Pourquoi le radicalisme a-t-il disparu ? La raison et le progrès ont fait long feu ? Le positivisme n’a été qu’une illusion ? La nation n’a pas donné ce que l’on en attendait ? Peut-être aussi que le radicalisme a été victime de ses succès : il a gagné tous ses combats, il ne pouvait plus être que conservateur, médiocre ? Ce que dit Camus des radicaux :
Ces hommes, petits dans leurs vertus comme dans leurs vices, graves dans leurs propos, mais légers dans leurs actions, satisfaits d’eux-mêmes mais mécontents des autres, non décidément nous ne voulons pas les revoir.

mardi 24 mai 2011

DSK consentant

L’affaire DSK se dirigerait vers un rapport sexuel entre adultes consentants.

Je me demande si, longtemps, cet argument n’aurait pas été irrecevable en France. Les héritiers de la République et de Rousseau pensaient qu’il ne pouvait pas y avoir contrat entre un oligarque et une chambrière, qu’un contrat entre forces disproportionnées est fatalement léonin.

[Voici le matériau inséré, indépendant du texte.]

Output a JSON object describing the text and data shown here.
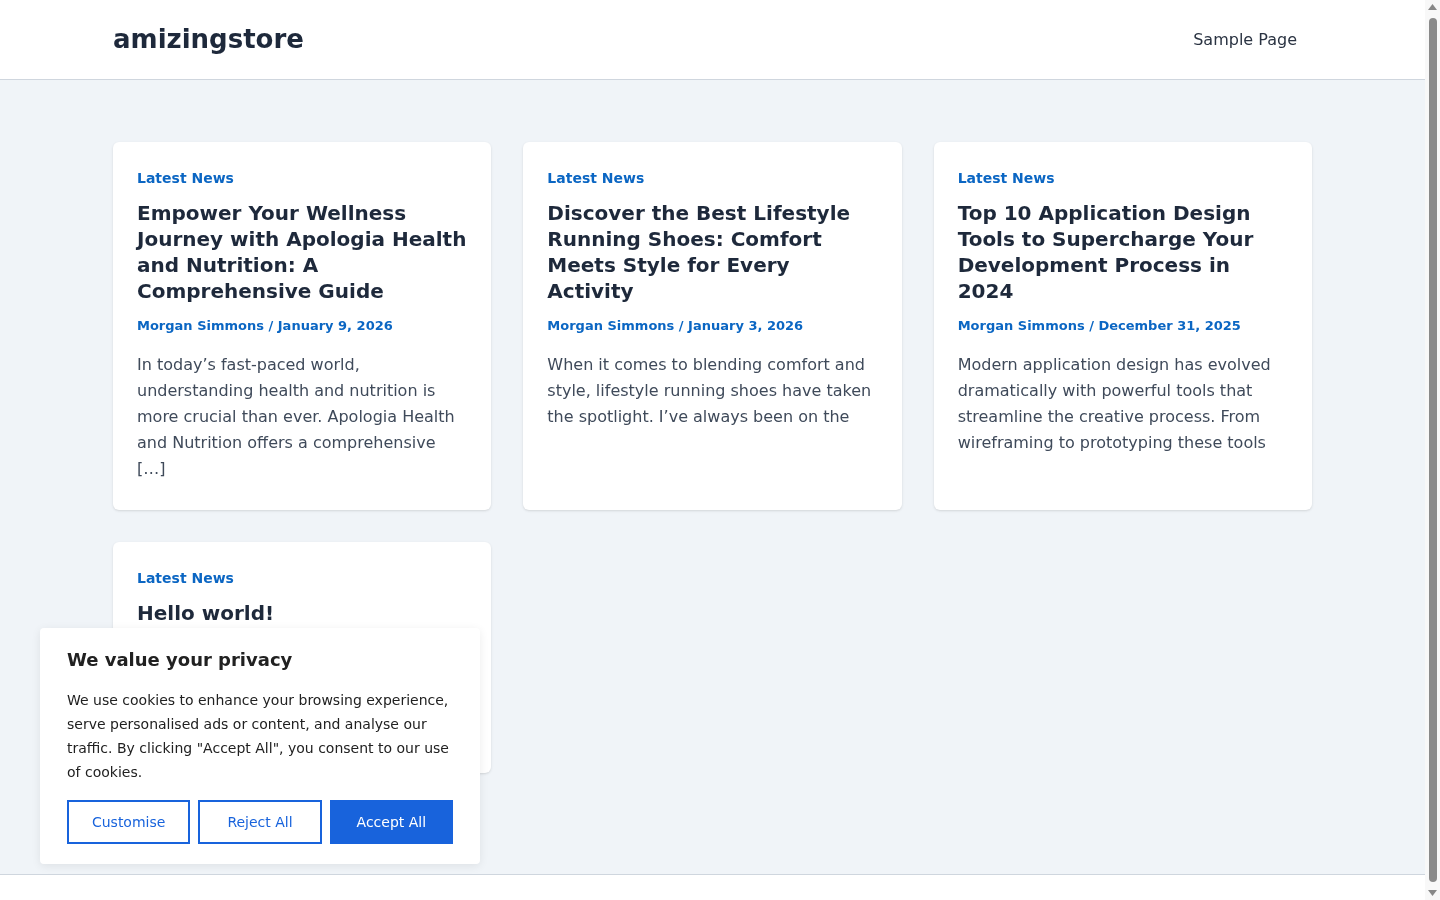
{
  "header": {
    "site_title": "amizingstore",
    "nav": [
      {
        "label": "Sample Page"
      }
    ]
  },
  "posts": [
    {
      "category": "Latest News",
      "title": "Empower Your Wellness Journey with Apologia Health and Nutrition: A Comprehensive Guide",
      "meta": "Morgan Simmons / January 9, 2026",
      "excerpt": "In today’s fast-paced world, understanding health and nutrition is more crucial than ever. Apologia Health and Nutrition offers a comprehensive […]"
    },
    {
      "category": "Latest News",
      "title": "Discover the Best Lifestyle Running Shoes: Comfort Meets Style for Every Activity",
      "meta": "Morgan Simmons / January 3, 2026",
      "excerpt": "When it comes to blending comfort and style, lifestyle running shoes have taken the spotlight. I’ve always been on the"
    },
    {
      "category": "Latest News",
      "title": "Top 10 Application Design Tools to Supercharge Your Development Process in 2024",
      "meta": "Morgan Simmons / December 31, 2025",
      "excerpt": "Modern application design has evolved dramatically with powerful tools that streamline the creative process. From wireframing to prototyping these tools"
    },
    {
      "category": "Latest News",
      "title": "Hello world!"
    }
  ],
  "cookie_banner": {
    "title": "We value your privacy",
    "text": "We use cookies to enhance your browsing experience, serve personalised ads or content, and analyse our traffic. By clicking \"Accept All\", you consent to our use of cookies.",
    "buttons": [
      {
        "label": "Customise",
        "kind": "outline"
      },
      {
        "label": "Reject All",
        "kind": "outline"
      },
      {
        "label": "Accept All",
        "kind": "primary"
      }
    ]
  }
}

Il est vrai qu’encore avant, trousser les domestiques était certainement un signe d’une robuste constitution. Serait-ce cela le néoconservatisme : un retour vers l'Ancien régime ?

Compléments :

jeudi 14 avril 2011

Logiques politiques

Le Nouvel Économiste, sur la logique de quelques politiques importants :
  • Martine Aubry : « remédier aux injustices sociales, sa spécialité ».
  • Jean-Louis Borloo, il s’adresse « aux déçus du Sarkozysme, inquiets du socialisme ». Selon mes hypothèses, ce serait bien un « radical-socialiste », mais l’auteur de l’article (Michèle Cotta) n’envisage qu’une alliance à droite. 

dimanche 10 avril 2011

Le renouveau du radical socialisme ?

L’évasion de Jean-Louis Borloo me fait me demander s’il n’y a pas reconstitution d’une forme de mouvement radical socialiste.

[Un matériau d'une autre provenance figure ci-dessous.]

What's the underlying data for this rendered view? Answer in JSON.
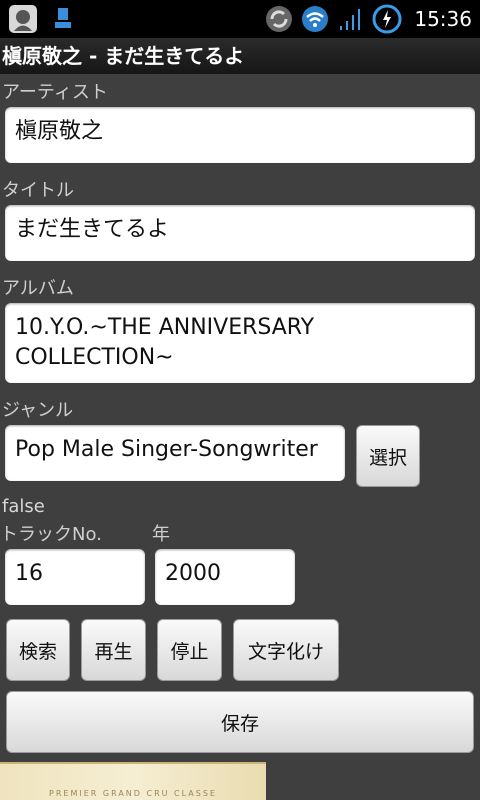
{
  "status_bar": {
    "time": "15:36",
    "icons": [
      "app-avatar-icon",
      "usb-debug-icon",
      "sync-icon",
      "wifi-icon",
      "signal-icon",
      "charging-battery-icon"
    ]
  },
  "title": "槇原敬之 - まだ生きてるよ",
  "form": {
    "artist_label": "アーティスト",
    "artist_value": "槇原敬之",
    "title_label": "タイトル",
    "title_value": "まだ生きてるよ",
    "album_label": "アルバム",
    "album_value": "10.Y.O.~THE ANNIVERSARY COLLECTION~",
    "genre_label": "ジャンル",
    "genre_value": "Pop Male Singer-Songwriter",
    "select_button": "選択",
    "flag_text": "false",
    "track_label": "トラックNo.",
    "track_value": "16",
    "year_label": "年",
    "year_value": "2000"
  },
  "actions": {
    "search": "検索",
    "play": "再生",
    "stop": "停止",
    "mojibake": "文字化け",
    "save": "保存"
  },
  "ad": {
    "text": "PREMIER GRAND CRU CLASSE"
  }
}
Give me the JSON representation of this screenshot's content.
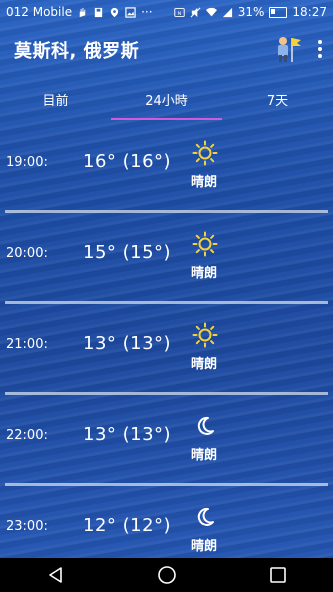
{
  "status_bar": {
    "carrier": "012 Mobile",
    "battery": "31%",
    "time": "18:27"
  },
  "app_bar": {
    "title": "莫斯科, 俄罗斯"
  },
  "tabs": [
    {
      "label": "目前",
      "active": false
    },
    {
      "label": "24小時",
      "active": true
    },
    {
      "label": "7天",
      "active": false
    }
  ],
  "forecast": [
    {
      "time": "19:00:",
      "temp": "16° (16°)",
      "icon": "sun-icon",
      "condition": "晴朗"
    },
    {
      "time": "20:00:",
      "temp": "15° (15°)",
      "icon": "sun-icon",
      "condition": "晴朗"
    },
    {
      "time": "21:00:",
      "temp": "13° (13°)",
      "icon": "sun-icon",
      "condition": "晴朗"
    },
    {
      "time": "22:00:",
      "temp": "13° (13°)",
      "icon": "moon-icon",
      "condition": "晴朗"
    },
    {
      "time": "23:00:",
      "temp": "12° (12°)",
      "icon": "moon-icon",
      "condition": "晴朗"
    }
  ],
  "colors": {
    "tab_indicator": "#d35bd6",
    "sun_yellow": "#f4d23c",
    "background": "#1f4fa8"
  }
}
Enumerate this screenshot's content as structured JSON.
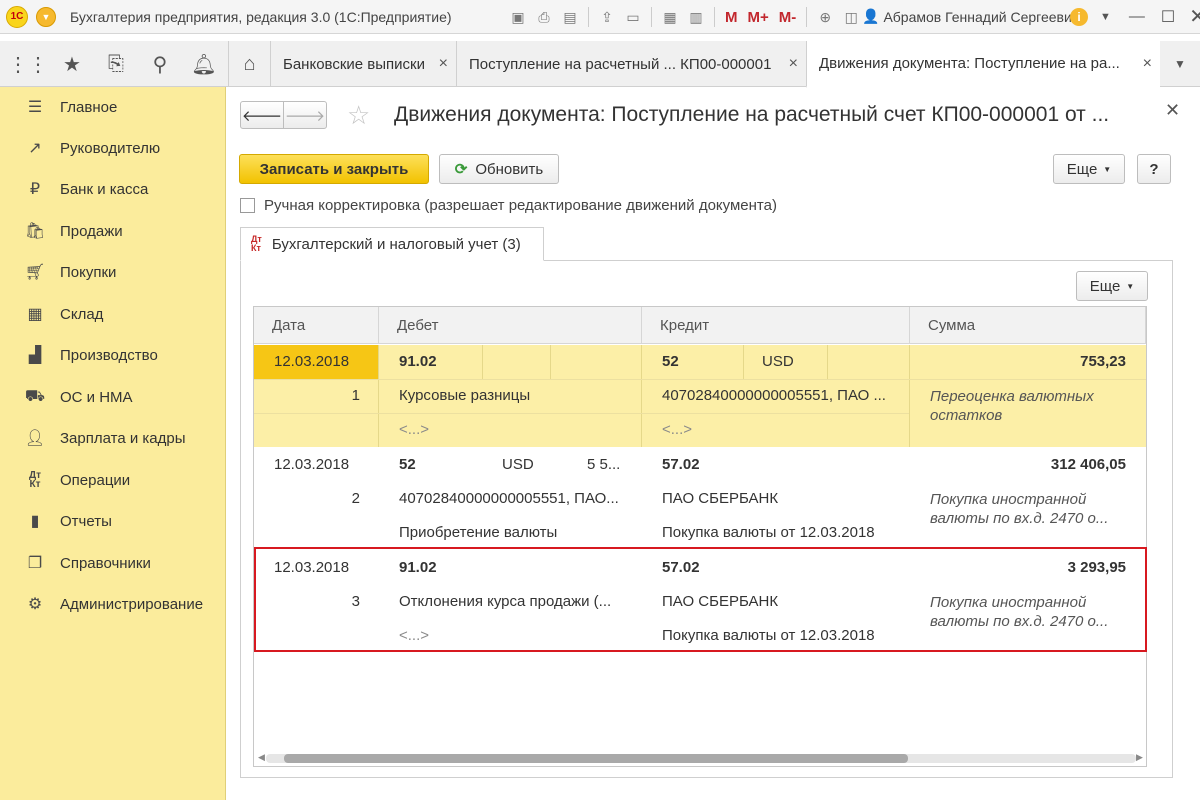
{
  "app": {
    "title": "Бухгалтерия предприятия, редакция 3.0  (1С:Предприятие)",
    "logo_text": "1С",
    "user": "Абрамов Геннадий Сергеевич",
    "toolbar_m": [
      "M",
      "M+",
      "M-"
    ]
  },
  "tabs": [
    {
      "label": "Банковские выписки",
      "close": "×"
    },
    {
      "label": "Поступление на расчетный ...  КП00-000001",
      "close": "×"
    },
    {
      "label": "Движения документа: Поступление на ра...",
      "close": "×"
    }
  ],
  "sidebar": {
    "items": [
      {
        "label": "Главное",
        "icon": "menu-icon"
      },
      {
        "label": "Руководителю",
        "icon": "trend-icon"
      },
      {
        "label": "Банк и касса",
        "icon": "ruble-icon"
      },
      {
        "label": "Продажи",
        "icon": "bag-icon"
      },
      {
        "label": "Покупки",
        "icon": "cart-icon"
      },
      {
        "label": "Склад",
        "icon": "warehouse-icon"
      },
      {
        "label": "Производство",
        "icon": "factory-icon"
      },
      {
        "label": "ОС и НМА",
        "icon": "truck-icon"
      },
      {
        "label": "Зарплата и кадры",
        "icon": "person-icon"
      },
      {
        "label": "Операции",
        "icon": "dt-kt-icon"
      },
      {
        "label": "Отчеты",
        "icon": "chart-icon"
      },
      {
        "label": "Справочники",
        "icon": "book-icon"
      },
      {
        "label": "Администрирование",
        "icon": "gear-icon"
      }
    ]
  },
  "document": {
    "title": "Движения документа: Поступление на расчетный счет КП00-000001 от ...",
    "save_close": "Записать и закрыть",
    "refresh": "Обновить",
    "more": "Еще",
    "help": "?",
    "manual_label": "Ручная корректировка (разрешает редактирование движений документа)",
    "subtab_label": "Бухгалтерский и налоговый учет (3)",
    "subtab_icon_top": "Дт",
    "subtab_icon_bottom": "Кт",
    "table_more": "Еще"
  },
  "table": {
    "columns": [
      "Дата",
      "Дебет",
      "Кредит",
      "Сумма"
    ],
    "rows": [
      {
        "date": "12.03.2018",
        "num": "1",
        "debit_account": "91.02",
        "debit_sub1": "",
        "debit_sub2": "",
        "debit_line2": "Курсовые разницы",
        "debit_line3": "<...>",
        "credit_account": "52",
        "credit_currency": "USD",
        "credit_line2": "40702840000000005551, ПАО ...",
        "credit_line3": "<...>",
        "sum": "753,23",
        "sum_comment": "Переоценка валютных остатков"
      },
      {
        "date": "12.03.2018",
        "num": "2",
        "debit_account": "52",
        "debit_sub1": "USD",
        "debit_sub2": "5 5...",
        "debit_line2": "40702840000000005551, ПАО...",
        "debit_line3": "Приобретение валюты",
        "credit_account": "57.02",
        "credit_currency": "",
        "credit_line2": "ПАО СБЕРБАНК",
        "credit_line3": "Покупка валюты от 12.03.2018",
        "sum": "312 406,05",
        "sum_comment": "Покупка иностранной валюты по вх.д. 2470 о..."
      },
      {
        "date": "12.03.2018",
        "num": "3",
        "debit_account": "91.02",
        "debit_sub1": "",
        "debit_sub2": "",
        "debit_line2": "Отклонения курса продажи (...",
        "debit_line3": "<...>",
        "credit_account": "57.02",
        "credit_currency": "",
        "credit_line2": "ПАО СБЕРБАНК",
        "credit_line3": "Покупка валюты от 12.03.2018",
        "sum": "3 293,95",
        "sum_comment": "Покупка иностранной валюты по вх.д. 2470 о..."
      }
    ]
  },
  "colors": {
    "sidebar_bg": "#fbec9c",
    "selected_row": "#fcefa7",
    "selected_cell": "#f6c615",
    "primary_button": "#f2c200",
    "highlight_border": "#d71920"
  }
}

Cette tendance semble avoir joué un rôle fondamental dans notre histoire. Et peut-être même représenter un trait de caractère qui nous est propre : un individualisme qui considère qu’il a besoin de la société pour lui fournir la justice.

Pourquoi a-t-elle disparu ? S’est-elle compromise dans la collaboration ?...

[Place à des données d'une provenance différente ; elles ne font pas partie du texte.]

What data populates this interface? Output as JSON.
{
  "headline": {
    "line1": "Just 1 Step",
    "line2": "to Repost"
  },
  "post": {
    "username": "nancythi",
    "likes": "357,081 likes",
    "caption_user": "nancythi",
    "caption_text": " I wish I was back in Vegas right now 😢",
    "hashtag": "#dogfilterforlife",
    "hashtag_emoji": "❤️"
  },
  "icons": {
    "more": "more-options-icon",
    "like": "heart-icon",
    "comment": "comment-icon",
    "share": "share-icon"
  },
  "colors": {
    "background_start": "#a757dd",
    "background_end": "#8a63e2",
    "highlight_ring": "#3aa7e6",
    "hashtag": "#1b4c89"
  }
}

En tout cas, j’ai l’impression que de Gaulle représentait un courant proche des radicaux : il voulait représenter la France, ce qui supposait qu’elle n’avait plus besoin de partis politiques. Aurait-il récupéré le courant radical, qui ne s'en serait pas relevé ?

Puis Pompidou et Mitterrand ont décidé que le modèle gaulliste n’était pas viable et qu’il fallait lui substituer le bipartisme que nous connaissons aujourd’hui. Est-ce la conséquence de leurs origines ou celle de leur évolution ? Les valeurs de ces partis sont majoritairement individualistes. Marché de dupes ?

(à creuser)

Compléments :
  • LACOUTURE, Jean, De Gaulle, Seuil, 1985.